Premier rdv à "Réagir", l'association qui lutte contre les addictions. J'ai rencontré un educateur spécialisé, histoire de se présenter. Mais brusquement, je ne sais pas ce qu'il s'est passé, dans ma tête, gros bordel. "Mais vous voulez quoi, arrêter, maitriser, freiner?" J'en savais rien. Je ne savais plus. Et dans ma tête, ça faisait, "est-ce que c'est vraiment nécessaire, est ce que j'ai vraiment un problème, est ce que je suis réellement dépendante?" "Ce qu'on va faire, c'est que je vais contacter Mme L., vôtre psychiatre, et que je vais vous donner rdv la semaine prochaine pour que vous me formuliez clairement vôtre demande, ok?". Hum. Encore des larmes. Putain, jsuis une vraie paumée. Je ne sais plus ce qui est bon ou non pour moi.
Après midi, rdv avec une nouvelle psy. Qui hoche de la tête chaque fois que je dis un mot. Elle noircit deux pages recto verso en un rdv d'un air entendu, comme si j'étais le parfait cas clinique. En finissant par un "C'est impressionnant comme vous avez scindé le corps et l'esprit. Mais l'anorexie vous a rattrappée,parceque ça ne marche pas comme ça vous savez" Ben putain, heureusement qu'elle était là celle là! Sans blagues!

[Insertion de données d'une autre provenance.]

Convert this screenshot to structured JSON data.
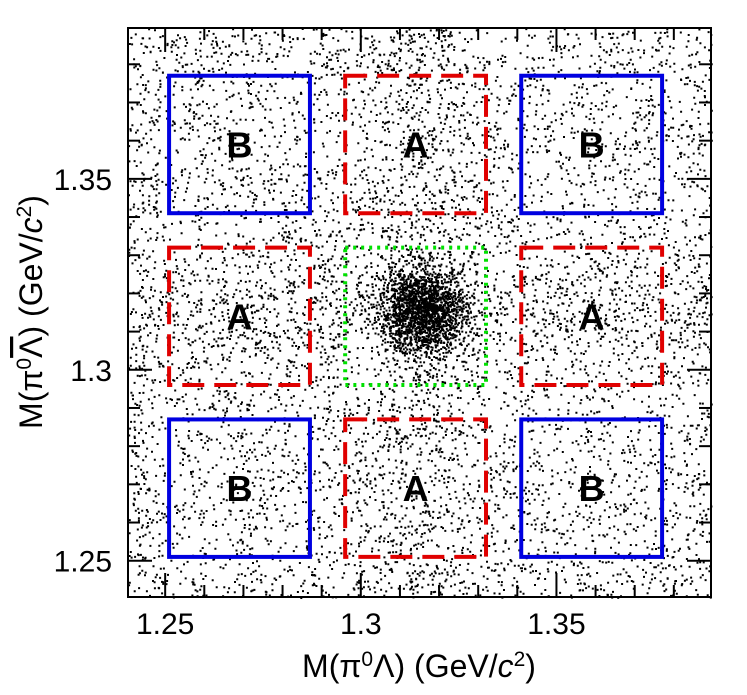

"Vous n'êtes pas aimable, donc vous vous dégradez, et plus vous vous dégradez, moins vous vous sentez aimable. C'est comme si ça vous rassurait, comme si ça vérifiait le fait que de toutes manières, vous n'êtes pas assez bien" Tristement bien résumé.

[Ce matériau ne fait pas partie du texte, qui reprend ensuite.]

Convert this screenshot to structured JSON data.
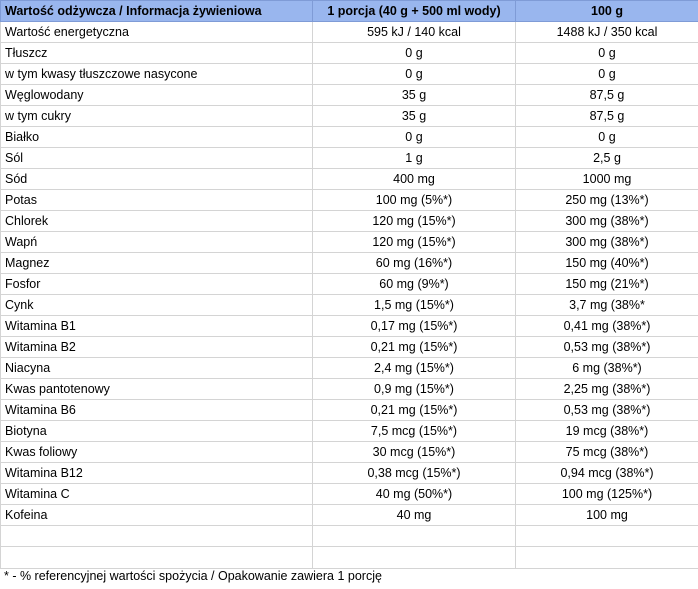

En attente des résultats pour le HIV. Trop cool, à l'hôpital tous les médecins, les infirmiers, les psys étaient au courant de mes petites pratiques. Sympa l'humiliation. Enfin, je m'en fous au fond. De toutes manières, j'avais besoin de le sortir.
En tous les cas, passer quelques jours à l'hopital m'a fait du bien, même si ce n'est pas particulièrement une ambiance qui donne la pêche et que les infirmiers vous traitent comme le plu profond des débiles mentaux. La psychiatrie quoi. Mais ça m'a donné la force de téléphoner à mes amis pour leur dire que j'avais saisi le message. Et leur dire que je n'allais pas très bien, mais que j'avais décidé de me soigner. Et de les remercier, surtout, d'être là. Être consciente de la chance de les avoir.